New Voices, also known as The Walter Cronkite New Voices Bill, is a movement powered by student journalists intended to protect against censorship.
In other words, New Voices legislation aims to give student journalists the right to use the First Amendment.
It would also undo the precedent set by the Supreme Court in the Hazelwood v. Kuhlmeier case in 1988. At the end of the Hazelwood v. Kuhlmeier case, it was decided that the students’ First Amendment right was not violated when the school’s principal prevented the publication of articles on teen pregnancy and divorce.
Fourteen states have passed New Voices legislation. And hopefully, Missouri will soon be added to that list of states.
This is the third year the bill has been presented in the state of Missouri. In years past, the legislation passed the House with ease but fell flat in the Senate.
The bill was recently approved in the House with a 129-20 vote and will soon be sent to the Senate Education Committee.
To be frank, the censorship of student-journalists is unacceptable.
Here at Lindenwood, the work of The Legacy and Lindenlink has been, at times, controversial. Fortunately for us, administration may express its frustrations with us about the content we publish, but it has been rare that our voices are stifled entirely.
However, at some schools this is not the case.
In some schools, student publications wouldn’t have been allowed to cover the case of a student exposing sexual partners to HIV.
In some schools, student publications wouldn’t have been permitted to cover three basketball players being charged in connection with a campus rape and later on, covering the fact that charges were dropped for two of the three.

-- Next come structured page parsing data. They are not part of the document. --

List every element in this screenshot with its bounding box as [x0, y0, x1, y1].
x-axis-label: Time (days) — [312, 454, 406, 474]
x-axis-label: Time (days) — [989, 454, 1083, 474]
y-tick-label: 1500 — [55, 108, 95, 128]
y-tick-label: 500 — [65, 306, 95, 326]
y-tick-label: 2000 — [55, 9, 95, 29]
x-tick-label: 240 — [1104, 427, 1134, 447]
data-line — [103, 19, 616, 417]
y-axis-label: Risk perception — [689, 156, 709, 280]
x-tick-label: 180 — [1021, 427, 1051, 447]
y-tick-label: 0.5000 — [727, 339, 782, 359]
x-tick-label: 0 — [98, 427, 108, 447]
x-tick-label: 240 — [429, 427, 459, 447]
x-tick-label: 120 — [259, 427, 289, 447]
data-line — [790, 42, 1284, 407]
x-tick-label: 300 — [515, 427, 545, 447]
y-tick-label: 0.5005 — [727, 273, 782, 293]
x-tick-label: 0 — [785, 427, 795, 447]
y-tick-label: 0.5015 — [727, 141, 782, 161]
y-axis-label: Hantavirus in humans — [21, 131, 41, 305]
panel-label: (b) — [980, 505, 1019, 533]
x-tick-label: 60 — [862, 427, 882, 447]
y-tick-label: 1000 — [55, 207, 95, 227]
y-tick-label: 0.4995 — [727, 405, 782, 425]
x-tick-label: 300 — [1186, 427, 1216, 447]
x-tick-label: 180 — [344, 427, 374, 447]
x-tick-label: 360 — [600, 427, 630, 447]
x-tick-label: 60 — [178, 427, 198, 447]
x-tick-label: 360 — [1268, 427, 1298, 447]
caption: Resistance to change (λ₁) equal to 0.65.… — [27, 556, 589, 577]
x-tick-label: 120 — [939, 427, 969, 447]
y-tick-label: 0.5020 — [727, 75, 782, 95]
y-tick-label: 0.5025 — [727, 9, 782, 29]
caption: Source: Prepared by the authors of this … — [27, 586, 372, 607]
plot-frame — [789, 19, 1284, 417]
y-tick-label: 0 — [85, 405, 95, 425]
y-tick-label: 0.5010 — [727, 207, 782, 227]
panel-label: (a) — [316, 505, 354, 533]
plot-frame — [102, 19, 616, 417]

In some schools, student publications would have been censored from reporting on a student being charged with felony invasion of privacy for recording the sexual encounters of a roommate.
You might ask yourself two things.
The first being, “What is the deal with sexual misconduct at Lindenwood?”
I wish I had an answer for that one, but I don’t.
The second, “How can I help?”
That one I do have an answer for.
Read up. Educate yourself further. Become an advocate. Use your voice to promote the New Voices legislation.